Roman Road, once named by the magazine Golf Monthly as the top inland golf course in Wales, is mostly bordered by woodlands.
The hardwoods that frame the playing corridors work nicely with the long views of both the nearby resort hotel and ancient town of Caerleon and make for a nice juxtaposition. It's only 6,500 from the back tees, playing to a par of 70.
So it's not length but expansive bunkering and difficult green complexes that give the course its rigor.
Much of the interest on Roman Road comes on the inward nine. The 10th hole is a severe downhill dogleg to the right, and too bold a play from the tee might result in running out of fairway. The approach must carry over a deeply wooded ravine to an elevated putting surface.
The 12th is a left-leaning dogleg that is bunkered on the corner, and booming tee shots launched downwind can bounce on the rock-hard fairways nearly all the way to the putting surface.
The 14th seems to offer a wide landing zone, but anything too far left will scuttle down towards the reed-framed pond, wreaking havoc with what should be a simple enough flip wedge to the green.
The trouble around the greens is due mainly to the steep falloffs towards the back and sides. The prudent play is to miss short, where chipping the ball mainly uphill towards the flags is the best way to post low scores.
"The greens are kept at medium speed, because with all the undulation, things could get either silly or frustrating for our typical resort golfer," offers Jim McKenzie, Celtic Manor's head superintendent.
McKenzie is a native of Glasgow, Scotland, and came to Celtic Manor from a similar position at the venerable Wentworth Club in England.
"Roman Road originally stretched more than 7,000 yards, but the course has been reconfigured a time or two to accommodate the resort hotel and other additions to the infrastructure," McKenzie said. "We've had to chop a hole out here or there, as we were adding the Montgomerie Course and then our Ryder Cup venue, the Twenty Ten Course.
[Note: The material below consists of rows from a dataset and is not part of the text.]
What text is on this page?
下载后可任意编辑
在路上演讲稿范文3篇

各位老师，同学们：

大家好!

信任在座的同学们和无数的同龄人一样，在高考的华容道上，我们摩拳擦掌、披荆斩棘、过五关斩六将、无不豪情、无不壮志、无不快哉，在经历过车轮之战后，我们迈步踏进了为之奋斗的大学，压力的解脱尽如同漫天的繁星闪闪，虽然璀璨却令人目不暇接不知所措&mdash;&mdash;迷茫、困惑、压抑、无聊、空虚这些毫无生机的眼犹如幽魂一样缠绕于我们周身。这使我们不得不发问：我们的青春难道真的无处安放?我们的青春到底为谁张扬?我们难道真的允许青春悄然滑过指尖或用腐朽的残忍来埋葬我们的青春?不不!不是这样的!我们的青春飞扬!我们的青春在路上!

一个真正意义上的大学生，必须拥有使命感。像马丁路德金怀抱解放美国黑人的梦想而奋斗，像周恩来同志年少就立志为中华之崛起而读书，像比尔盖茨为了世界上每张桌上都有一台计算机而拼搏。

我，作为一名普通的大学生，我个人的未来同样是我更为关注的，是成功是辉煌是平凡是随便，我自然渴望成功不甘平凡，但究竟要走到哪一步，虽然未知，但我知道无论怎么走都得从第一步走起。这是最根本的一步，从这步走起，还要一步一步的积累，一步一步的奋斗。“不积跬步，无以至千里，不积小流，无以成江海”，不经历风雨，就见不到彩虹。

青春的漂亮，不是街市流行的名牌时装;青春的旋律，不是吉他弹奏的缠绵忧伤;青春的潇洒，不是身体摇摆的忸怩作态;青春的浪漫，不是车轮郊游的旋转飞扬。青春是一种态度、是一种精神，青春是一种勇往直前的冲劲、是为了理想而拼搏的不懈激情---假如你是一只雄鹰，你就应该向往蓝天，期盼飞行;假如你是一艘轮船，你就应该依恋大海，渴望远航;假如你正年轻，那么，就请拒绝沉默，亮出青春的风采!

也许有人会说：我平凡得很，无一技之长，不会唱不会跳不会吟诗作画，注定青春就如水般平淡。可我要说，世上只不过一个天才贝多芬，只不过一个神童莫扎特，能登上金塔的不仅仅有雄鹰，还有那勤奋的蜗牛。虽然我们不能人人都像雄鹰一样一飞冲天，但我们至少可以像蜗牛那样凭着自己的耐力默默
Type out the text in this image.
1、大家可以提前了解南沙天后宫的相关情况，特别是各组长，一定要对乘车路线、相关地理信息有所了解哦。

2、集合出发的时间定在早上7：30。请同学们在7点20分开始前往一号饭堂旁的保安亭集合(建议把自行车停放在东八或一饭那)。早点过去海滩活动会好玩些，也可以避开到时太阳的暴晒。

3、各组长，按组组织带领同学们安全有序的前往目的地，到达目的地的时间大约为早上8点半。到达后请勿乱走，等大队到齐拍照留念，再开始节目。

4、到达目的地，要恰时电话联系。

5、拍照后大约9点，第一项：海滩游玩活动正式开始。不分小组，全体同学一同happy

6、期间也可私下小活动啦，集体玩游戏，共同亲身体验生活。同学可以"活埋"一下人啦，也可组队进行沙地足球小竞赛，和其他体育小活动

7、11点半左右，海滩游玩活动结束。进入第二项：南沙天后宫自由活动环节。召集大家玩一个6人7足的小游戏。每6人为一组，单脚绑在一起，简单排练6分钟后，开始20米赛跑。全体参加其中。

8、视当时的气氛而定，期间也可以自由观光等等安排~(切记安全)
"But Roman Roads, even at 6,500 yards remained tough enough to host the Wales Open three times, and nobody was able to break 60, which was the popular belief coming into the event."
Although the topography at Celtic Manor isn't particularly harrowing overall, McKenzie acknowledges that.
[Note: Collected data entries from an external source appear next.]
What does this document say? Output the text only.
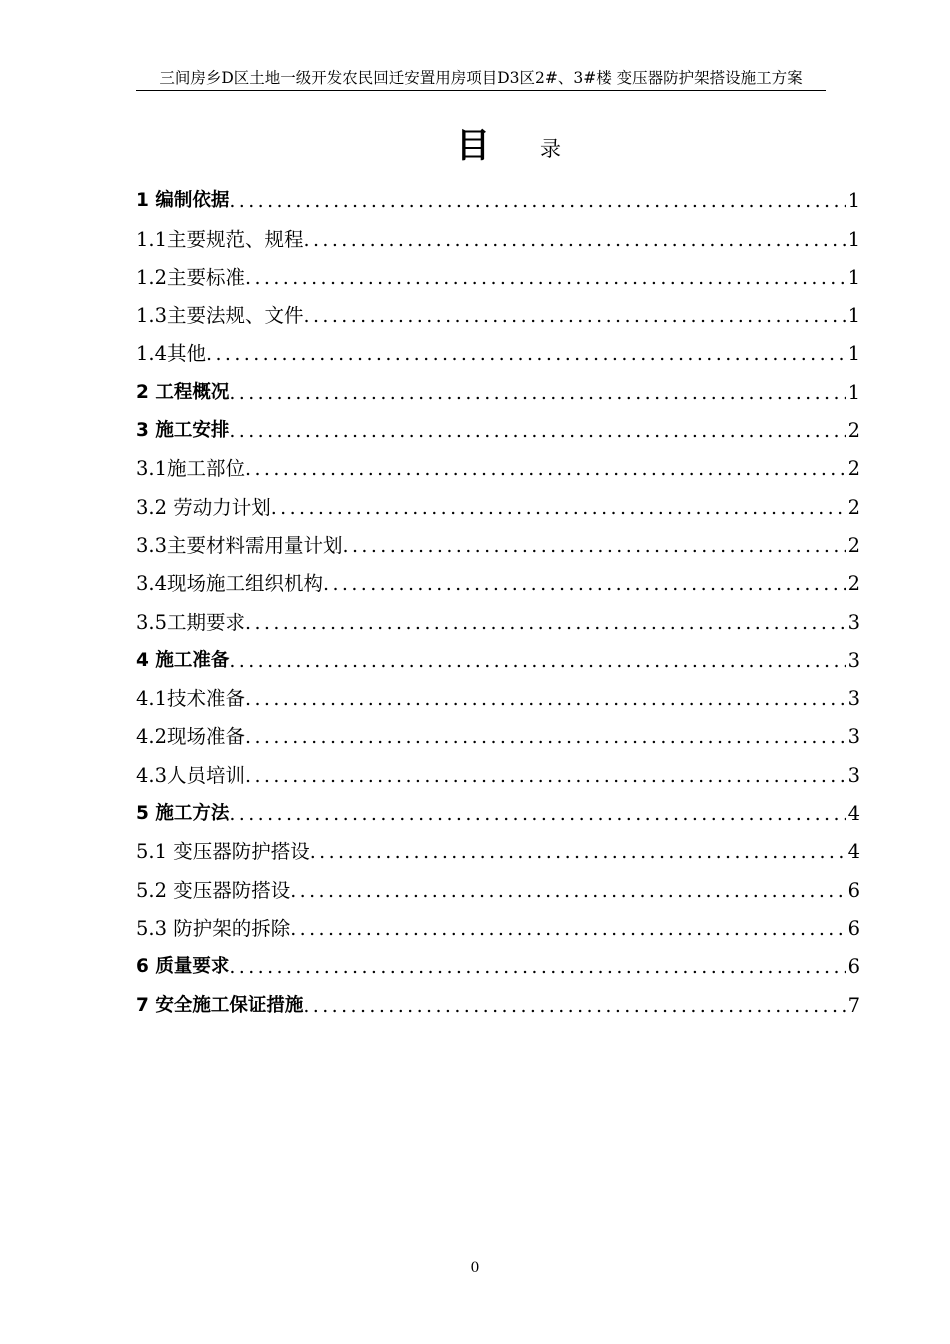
三间房乡D区土地一级开发农民回迁安置用房项目D3区2#、3#楼 变压器防护架搭设施工方案
目 录
1 编制依据 .....	1
1.1主要规范、规程 .....	1
1.2主要标准 .....	1
1.3主要法规、文件 .....	1
1.4其他 .....	1
2 工程概况 .....	1
3 施工安排 .....	2
3.1施工部位 .....	2
3.2 劳动力计划 .....	2
3.3主要材料需用量计划 .....	2
3.4现场施工组织机构 .....	2
3.5工期要求 .....	3
4 施工准备 .....	3
4.1技术准备 .....	3
4.2现场准备 .....	3
4.3人员培训 .....	3
5 施工方法 .....	4
5.1 变压器防护搭设 .....	4
5.2 变压器防搭设 .....	6
5.3 防护架的拆除 .....	6
6 质量要求 .....	6
7 安全施工保证措施 .....	7
0
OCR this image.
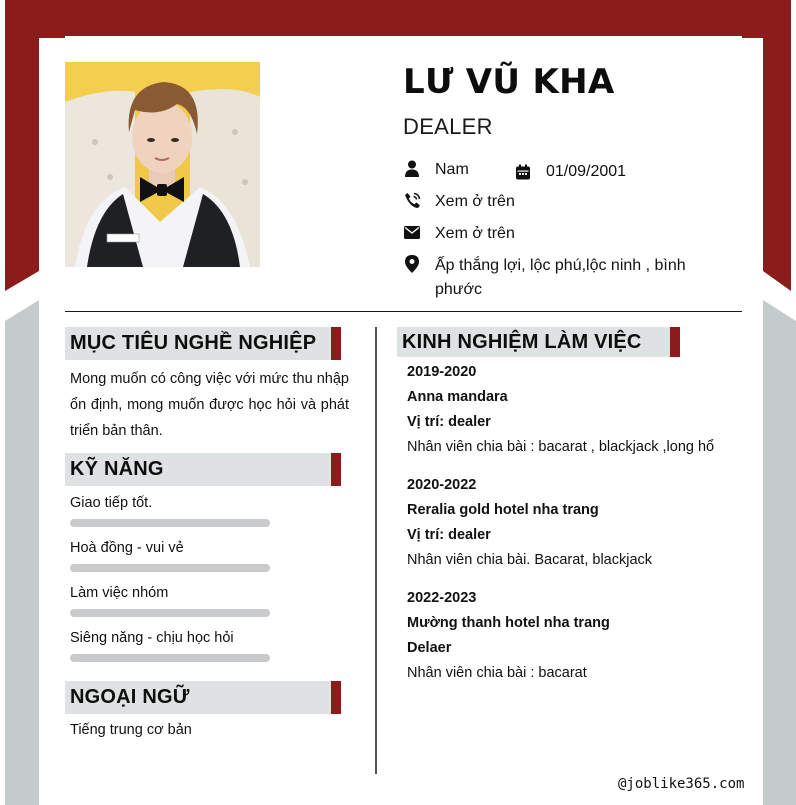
LƯ VŨ KHA
DEALER
Nam	01/09/2001
Xem ở trên
Xem ở trên
Ấp thắng lợi, lộc phú,lộc ninh , bình phước
MỤC TIÊU NGHỀ NGHIỆP
Mong muốn có công việc với mức thu nhập ổn định, mong muốn được học hỏi và phát triển bản thân.
KỸ NĂNG
Giao tiếp tốt.
Hoà đồng - vui vẻ
Làm việc nhóm
Siêng năng - chịu học hỏi
NGOẠI NGỮ
Tiếng trung cơ bản
KINH NGHIỆM LÀM VIỆC
2019-2020
Anna mandara
Vị trí: dealer
Nhân viên chia bài : bacarat , blackjack ,long hổ
2020-2022
Reralia gold hotel nha trang
Vị trí: dealer
Nhân viên chia bài. Bacarat, blackjack
2022-2023
Mường thanh hotel nha trang
Delaer
Nhân viên chia bài : bacarat
@joblike365.com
"Wales is a nation of steep hills and plunging valleys. It's the setting of the famous novel and subsequent film, 'How Green Was My Valley.' Our Montgomerie Course, which most visitors consider the third option, suits the traditionalist, with its pot bunkers and old-fashioned signage.
"Roman Road is a more modern-looking golf course, and looks and feels more like an American-style course than the others. And of course the Twenty Ten, which took over from Roman Road as the home of the Wales Open, will always be branded as the Ryder Cup venue and will maintain enduring popularity for that reason."
Wales was recently voted as one of the world's great undiscovered golf destinations. Golf tourism has benefited greatly from the impact and visibility of the Ryder Cup.
"Our profile is certainly raised, but far too many people automatically opt for Scotland or Ireland when they plan a golf trip to the UK," McKenzie said. "We are trying to teach them there are all sorts of great opportunities to visit Wales, and people are starting to understand that."
The Twenty Ten course as the most recent Ryder Cup venue is obviously the pinnacle of golf experiences at Celtic Manor. But as a secondary option, Roman Road offers some interest, some unusual shot-making opportunities (in other words, curiously blind tee shots, severe uphill approaches) and some inspiring vistas.
It's definitely worth a play after a tour of Twenty Ten.
But perhaps the best course of action is to go exploring outside the confines of the resort, and experience some of the classic links courses of Wales, such as Royal Porthcawl and Pennard.
Each are within an hour's drive and provide the authentic, rough-hewed essence of the game that makes the British Isles so attractive to American golfers in the first place.